Ajudar colegas de trabalho a se desenvolverem na carreira é hoje uma das características mais valorizadas pelas empresas em seus executivos e funcionários. Mas se a atividade de “ajudar os outros” começar a ocupar mais tempo na agenda do que as próprias funções do profissional é provável que ele seja vítima da uma nova síndrome: a “Síndrome do Salvador”.

Essa síndrome mostra, principalmente que, quando quem ajuda está mais interessado nos problemas alheios do que a pessoa ajudada, é sinal de que algo está errado. Nesses casos, é provável, inclusive, que a tentativa de ajudar não cause mais efeito – ou pior: atrapalhe o outro.

Resolver os problemas de terceiros de maneira compulsiva é um vício, parecido com o que é chamado de “co-dependência” em meios que tratam doenças como alcoolismo e dependência química. Dependendo do nível de envolvimento com os conflitos alheios, a ajuda deixa de ser efetiva e passa a contribuir com a manutenção da doença, já que tira a possibilidade do outro se desenvolver a partir dos recursos e aprendizados próprios.
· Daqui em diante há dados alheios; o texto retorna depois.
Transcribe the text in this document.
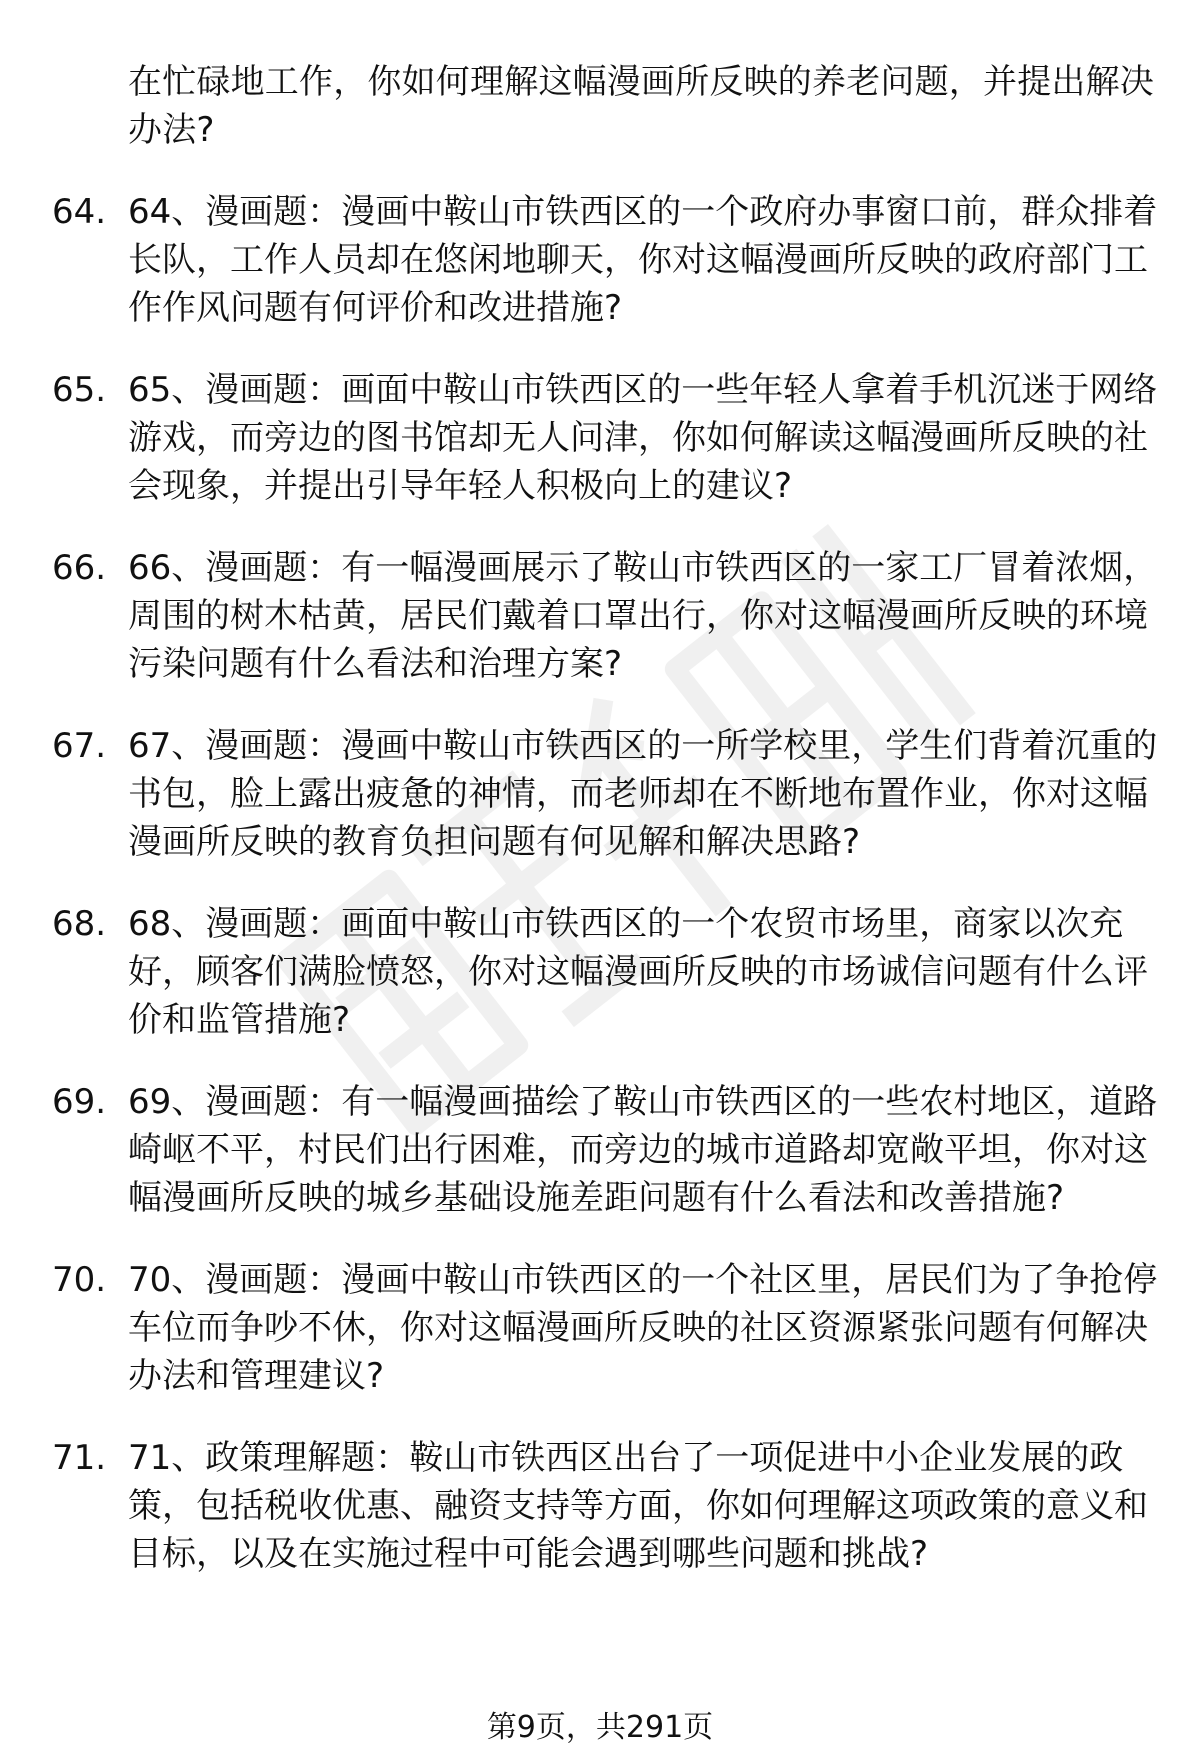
在忙碌地工作，你如何理解这幅漫画所反映的养老问题，并提出解决办法?
64. 64、漫画题：漫画中鞍山市铁西区的一个政府办事窗口前，群众排着长队，工作人员却在悠闲地聊天，你对这幅漫画所反映的政府部门工作作风问题有何评价和改进措施?
65. 65、漫画题：画面中鞍山市铁西区的一些年轻人拿着手机沉迷于网络游戏，而旁边的图书馆却无人问津，你如何解读这幅漫画所反映的社会现象，并提出引导年轻人积极向上的建议?
66. 66、漫画题：有一幅漫画展示了鞍山市铁西区的一家工厂冒着浓烟，周围的树木枯黄，居民们戴着口罩出行，你对这幅漫画所反映的环境污染问题有什么看法和治理方案?
67. 67、漫画题：漫画中鞍山市铁西区的一所学校里，学生们背着沉重的书包，脸上露出疲惫的神情，而老师却在不断地布置作业，你对这幅漫画所反映的教育负担问题有何见解和解决思路?
68. 68、漫画题：画面中鞍山市铁西区的一个农贸市场里，商家以次充好，顾客们满脸愤怒，你对这幅漫画所反映的市场诚信问题有什么评价和监管措施?
69. 69、漫画题：有一幅漫画描绘了鞍山市铁西区的一些农村地区，道路崎岖不平，村民们出行困难，而旁边的城市道路却宽敞平坦，你对这幅漫画所反映的城乡基础设施差距问题有什么看法和改善措施?
70. 70、漫画题：漫画中鞍山市铁西区的一个社区里，居民们为了争抢停车位而争吵不休，你对这幅漫画所反映的社区资源紧张问题有何解决办法和管理建议?
71. 71、政策理解题：鞍山市铁西区出台了一项促进中小企业发展的政策，包括税收优惠、融资支持等方面，你如何理解这项政策的意义和目标，以及在实施过程中可能会遇到哪些问题和挑战?
第9页，共291页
A dificuldade de identificar um Salvador ou de se assumir como um deles é que quem tem essa atitude geralmente assume o papel do bonzinho ou do prestativo da turma. Mas por trás da atitude aparentemente altruísta, pode haver interesses inconscientes egoístas.

Para avaliar se um colega – ou se você mesmo – é vítima da Síndrome do Salvador, Manfred Keds – responsável pela teoria da Síndrome, elaborou as perguntas abaixo.
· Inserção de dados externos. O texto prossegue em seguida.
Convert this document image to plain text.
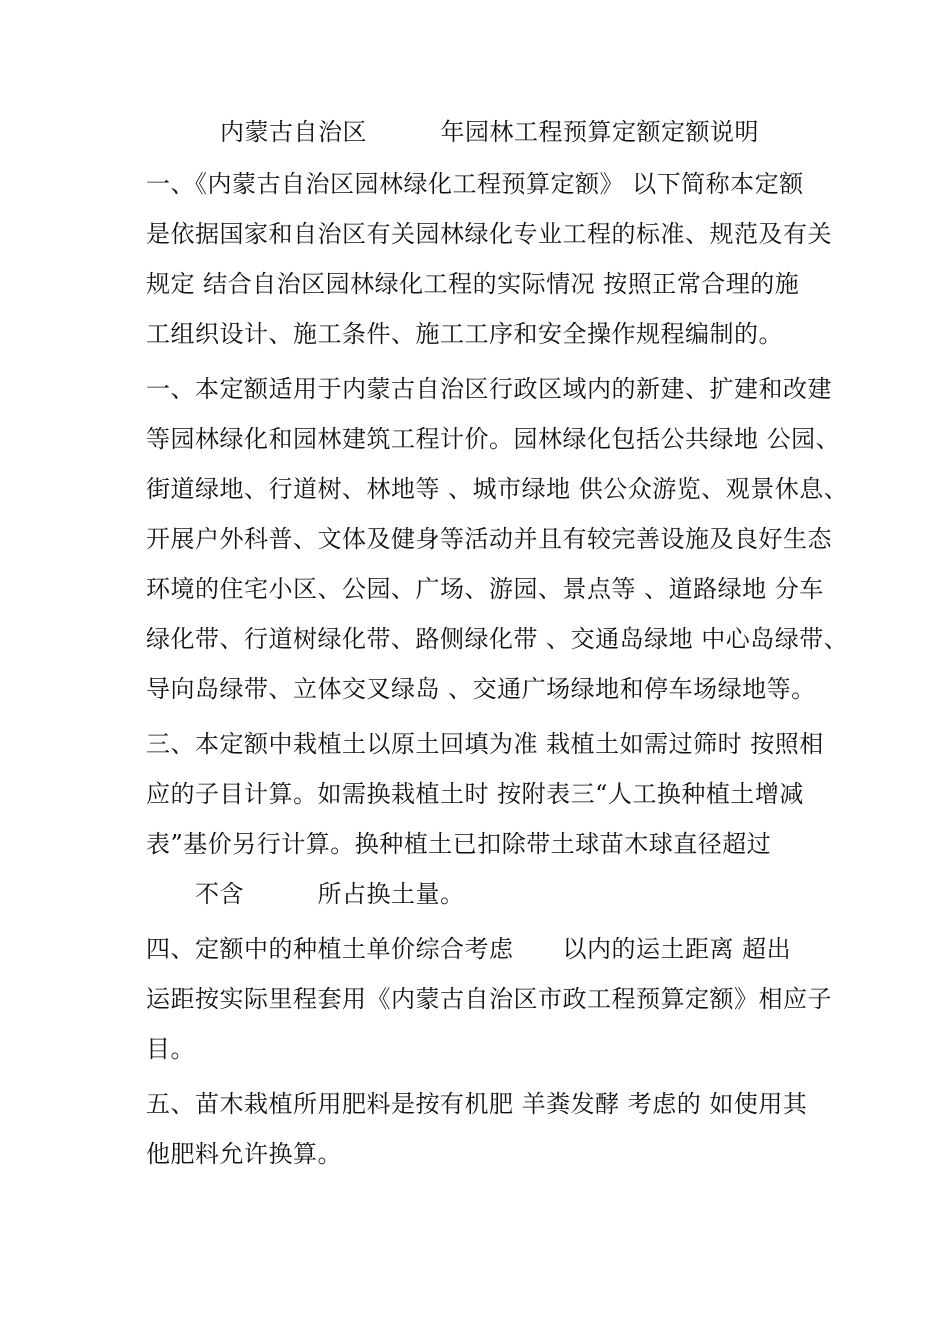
内蒙古自治区　　　年园林工程预算定额定额说明
一、《内蒙古自治区园林绿化工程预算定额》 以下简称本定额
是依据国家和自治区有关园林绿化专业工程的标准、规范及有关
规定 结合自治区园林绿化工程的实际情况 按照正常合理的施
工组织设计、施工条件、施工工序和安全操作规程编制的。
一、本定额适用于内蒙古自治区行政区域内的新建、扩建和改建
等园林绿化和园林建筑工程计价。园林绿化包括公共绿地 公园、
街道绿地、行道树、林地等 、城市绿地 供公众游览、观景休息、
开展户外科普、文体及健身等活动并且有较完善设施及良好生态
环境的住宅小区、公园、广场、游园、景点等 、道路绿地 分车
绿化带、行道树绿化带、路侧绿化带 、交通岛绿地 中心岛绿带、
导向岛绿带、立体交叉绿岛 、交通广场绿地和停车场绿地等。
三、本定额中栽植土以原土回填为准 栽植土如需过筛时 按照相
应的子目计算。如需换栽植土时 按附表三“人工换种植土增减
表”基价另行计算。换种植土已扣除带土球苗木球直径超过
　　不含　　　所占换土量。
四、定额中的种植土单价综合考虑　　以内的运土距离 超出
运距按实际里程套用《内蒙古自治区市政工程预算定额》相应子
目。
五、苗木栽植所用肥料是按有机肥 羊粪发酵 考虑的 如使用其
他肥料允许换算。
1. Você acha difícil arrumar tempo para si mesmo?

2. Você acha difícil parar de pensar nos problemas dos outros?

3. Muitas vezes você encara os colegas de trabalho como membros da sua família?

4. Você está disposto a tomar decisões no lugar de alguém que lhe pediu ajuda?

5. Você oferece ajuda a pessoas que parecem não terem nem percebido que têm um problema?

6. Você se sente desconfortável recebendo ajuda de outras pessoas?

7. Você frequentemente se sente exausto de tanto ajudar os outros?

Quanto maior o número de respostas positivas, maior são as chances de o comportamento ter passado do limite do saudável e produtivo.

Para evitar cair nessa armadilha, uma sugestão é usar uma regra simples antes de oferecer sua colaboração, mesmo aos subordinados: só ajudar quem lhe pedir ajuda ou demonstrar claramente precisar de um auxílio.

Ajuda é ajuda. Se esperar algo em troca, vira cobrança, investimento, negócio. Se seu objetivo, no fundo, é provar que você estava certo ou mostrar para todo mundo como você é bacana e preocupado com os outros, então quem precisa de atenção e cuidado é você mesmo.